Il cast è indubbiamente un punto di forza di questa serie. Daniel, per esempio, è interpretato nella versione ragazzino da Alfredo Cerrone e in quella adulta da Angelo Spagnoletti, che dichiara: “È stato interessante trovare il punto di unione tra i due tempi, è qualcosa che ho sentito mio. Sarà che viviamo quotidianamente questa realtà influenzata dalla tecnologia, tanto che persino l'amore lo si affronta in una dimensione social. Penso che la società attuale vada troppo veloce e ci porti a concentrarci troppo su noi stessi, mi manca ascoltare l'altro".

Matilda invece è interpretata da Azzurra Iacone negli anni'90 e da Cristina Cappelli nei tempi odierni. “È un personaggio affascinante, perché piena di conflitti dettati dal passato pressante che si porta dietro. E nell'arco della storia una una evoluzione molto evidente, grazie a Daniel riscopre la parte bambina di sé, che aveva censurato”.

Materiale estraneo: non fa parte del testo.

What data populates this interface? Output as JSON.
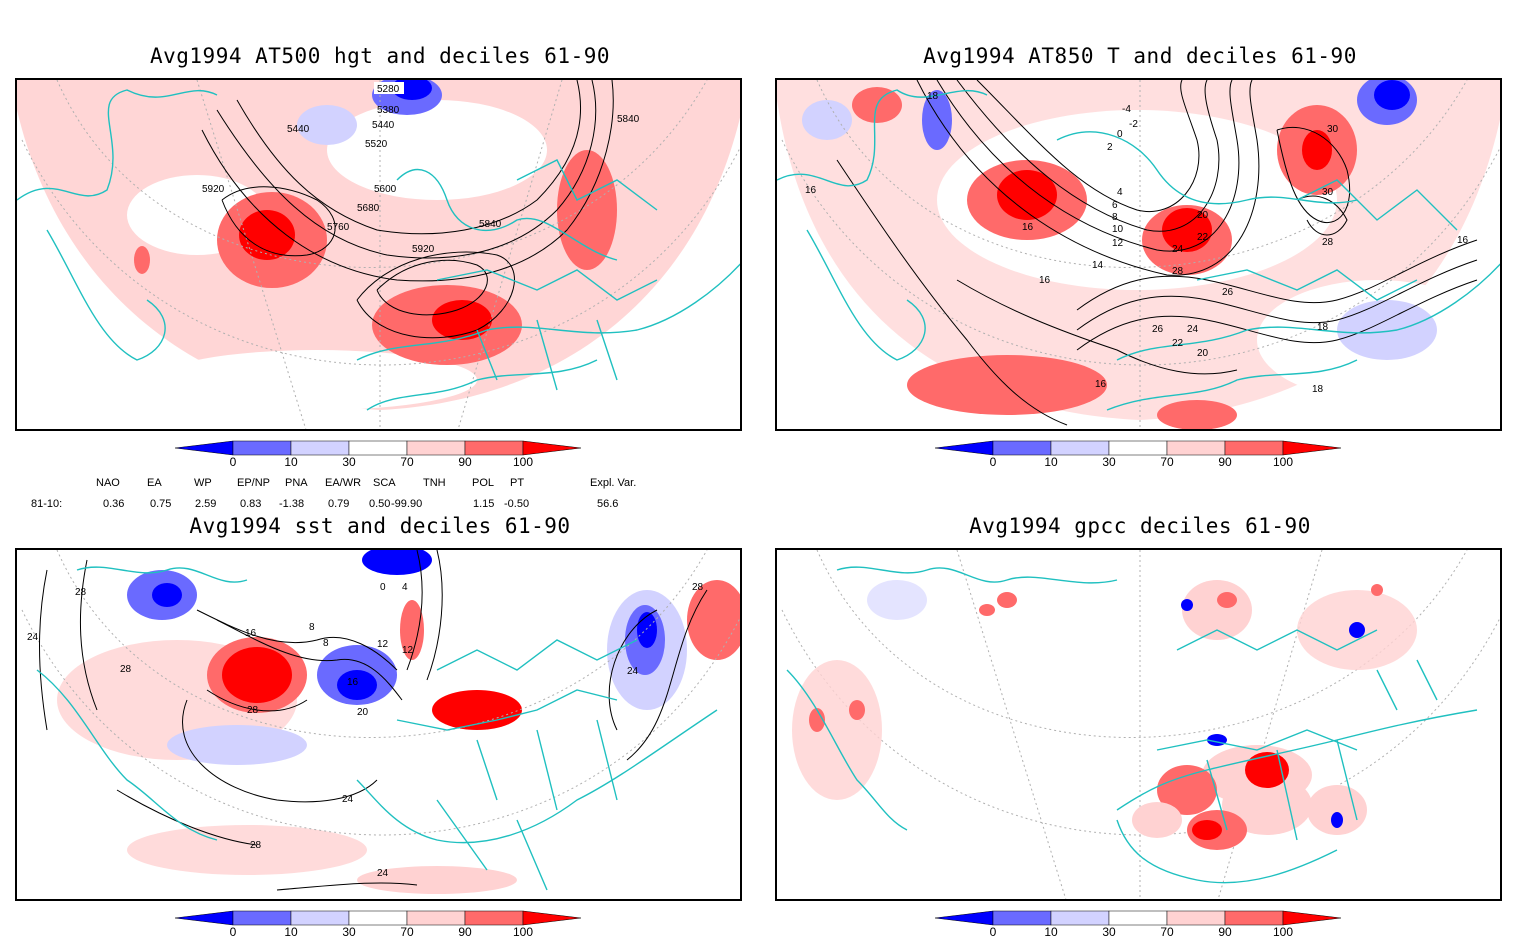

A vestire i panni della sua migliore amica Ines è Claudia Tranchese: “Sono felice per qusto ruolo, perché è empatico e ha un grande senso di protezione nei confronti dell'amica, fin da quando erano bambine. Mi piace pensare che sotto questo aspetto così sicuro Ines nasconda una sorta di ammirazione per Matilda, che ha sempre il coraggio di seguire le sue emozioni”.

Poteva poi mancare la quota The Jackal nella serie? Assolutamente no: nei panni di Luca e Sandro troviamo quindi Gianluca Fru e Fabio Balsamo.

“Nonostante l'età, Luca mantiene quella mancanza di filtri che aveva anche da bambino. Non è del tutto cresciuto, non riesce a nascondere quando qualcosa non gli piace e ha difficoltà nel vivere le relazioni sociali che lo portano a rinchiudersi nei suoi mondi, dal piccolo gruppo di amici a videogiochi, cercando così di proteggersi dal mondo esterno” - dice Fru.

Invece Fabio Balsamo del suo personaggio dice: “Io rappresento la controparte rispetto alla linea narrativa centrale, che è insicura e in conflitto, non sa cosa vuole. Invece Sandro è un uomo sposato, che si nutre dei valori del passato”.
E sull'esperienza seriale targata The Jackal aggiunge: “È un ulteriore campo di sperimentazione per noi. Ci siamo reinventati e siamo dovuti ripartire da zero, con un approccio nuovo e con umiltà”.